In April 2018, the Treasury Department and the IRS unveiled Notice 2018-28, offering crucial guidance to taxpayers navigating the intricacies of the revised rules under section 163(j) that impose limitations on deductions for interest expenses. This notice serves as a compass for taxpayers until the release of proposed regulations in this domain. In this comprehensive overview, we will explore the evolution from the old rules, as explained in the notice, to the new rules introduced by the Tax Cuts and Jobs Act (TCJA) in December 2017.
Old Rules: Pre-TCJA Landscape
Before the TCJA reshaped the tax landscape, section 163(j) governed the denial of deductions for disqualified interest. Two key thresholds determined the denial of deductions:
Debt-to-Equity Ratio:
The payor's debt-to-equity ratio needed to exceed the safe harbor threshold of 1.5-to-1.0.
Net Interest Expense:
The payor's net interest expense had to exceed 50% of its adjusted taxable income.
Disqualified interest encompassed interest paid or accrued to related parties without federal income tax imposition, interest paid under a related party guarantee, or interest paid to a Real Estate Investment Trust (REIT) by a taxable REIT subsidiary. The disallowed interest could be carried forward indefinitely, and any excess limitation had a three-year carryforward period.
New Rules Introduced by TCJA
The TCJA introduced a significant overhaul to section 163(j), creating a novel limitation on interest deductions. The new rules, applicable to taxable years beginning after December 31, 2017, restrict the deduction of business interest expense to the sum of three components:
Business Interest Income: The taxpayer's business interest income.
30% of Adjusted Taxable Income: A limitation set at 30% of the taxpayer's adjusted taxable income.
Floor Plan Financing Interest: Limited to dealers of self-propelled motor vehicles, boats, and farm equipment.
Under the new rules, any unallowed business interest deduction is treated as paid or accrued in the subsequent taxable year and can be carried forward indefinitely. Unlike the old rules, the amended section 163(j) doesn't provide for the carryforward of excess limitations.
For taxable years before January 1, 2022, adjusted taxable income was defined as earnings before interest, taxes, depreciation, and amortization (EBITDA), excluding net operating losses and deductions under section 199A.
For taxable years on or after January 1, 2022, adjusted taxable income is defined as earnings before interest and taxes (EBIT), allowing deductions for depreciation, amortization, and depletion.
Applicability and Exceptions
The new limitation extends to all taxpayers, with exceptions for those with average gross receipts under $25 million in the preceding three taxable years. Additionally, certain utility, real property, and farming businesses are exempt.

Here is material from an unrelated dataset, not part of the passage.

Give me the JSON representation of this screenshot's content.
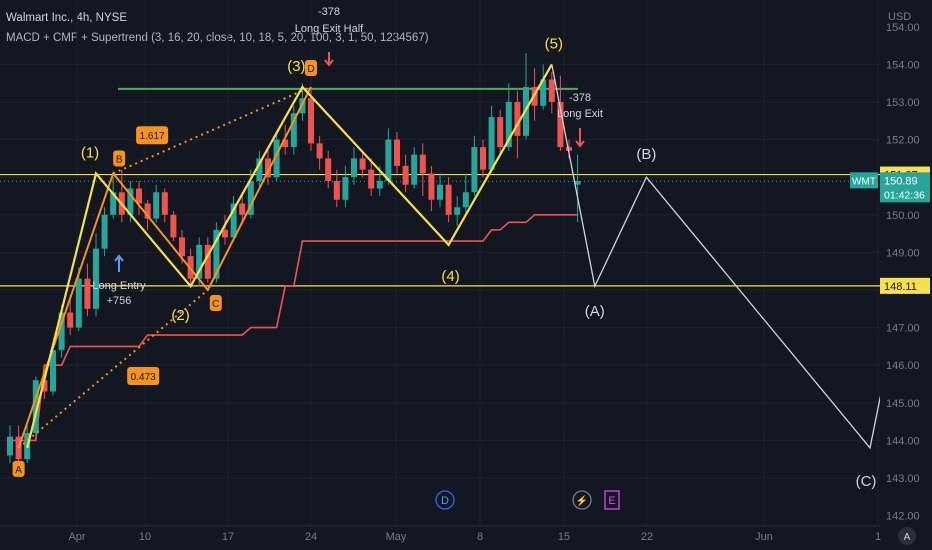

Pending Regulations and Future Considerations
Notice 2018-28 assures taxpayers that forthcoming regulations will address critical aspects, including the calculation of the limitation for consolidated groups, the treatment of amounts disallowed and carried forward from old rules, and the calculation of the new limitation for partnerships and S corporations.
The notice provides essential clarifications for C corporations, stipulating that all interest expenses will be considered properly allocable to a trade or business. Simultaneously, all interest income will be deemed business interest income, leaving no room for exclusion as investment items under the new rules.
Coordinating with BEAT Provisions
The notice offers valuable insights into the coordination of the new section 163(j) rules with the base erosion and anti-abuse tax (BEAT) provisions under section 59A. This guidance is particularly beneficial for both U.S.-based and foreign-based multinationals contemplating operational restructuring in response to the newly introduced international provisions.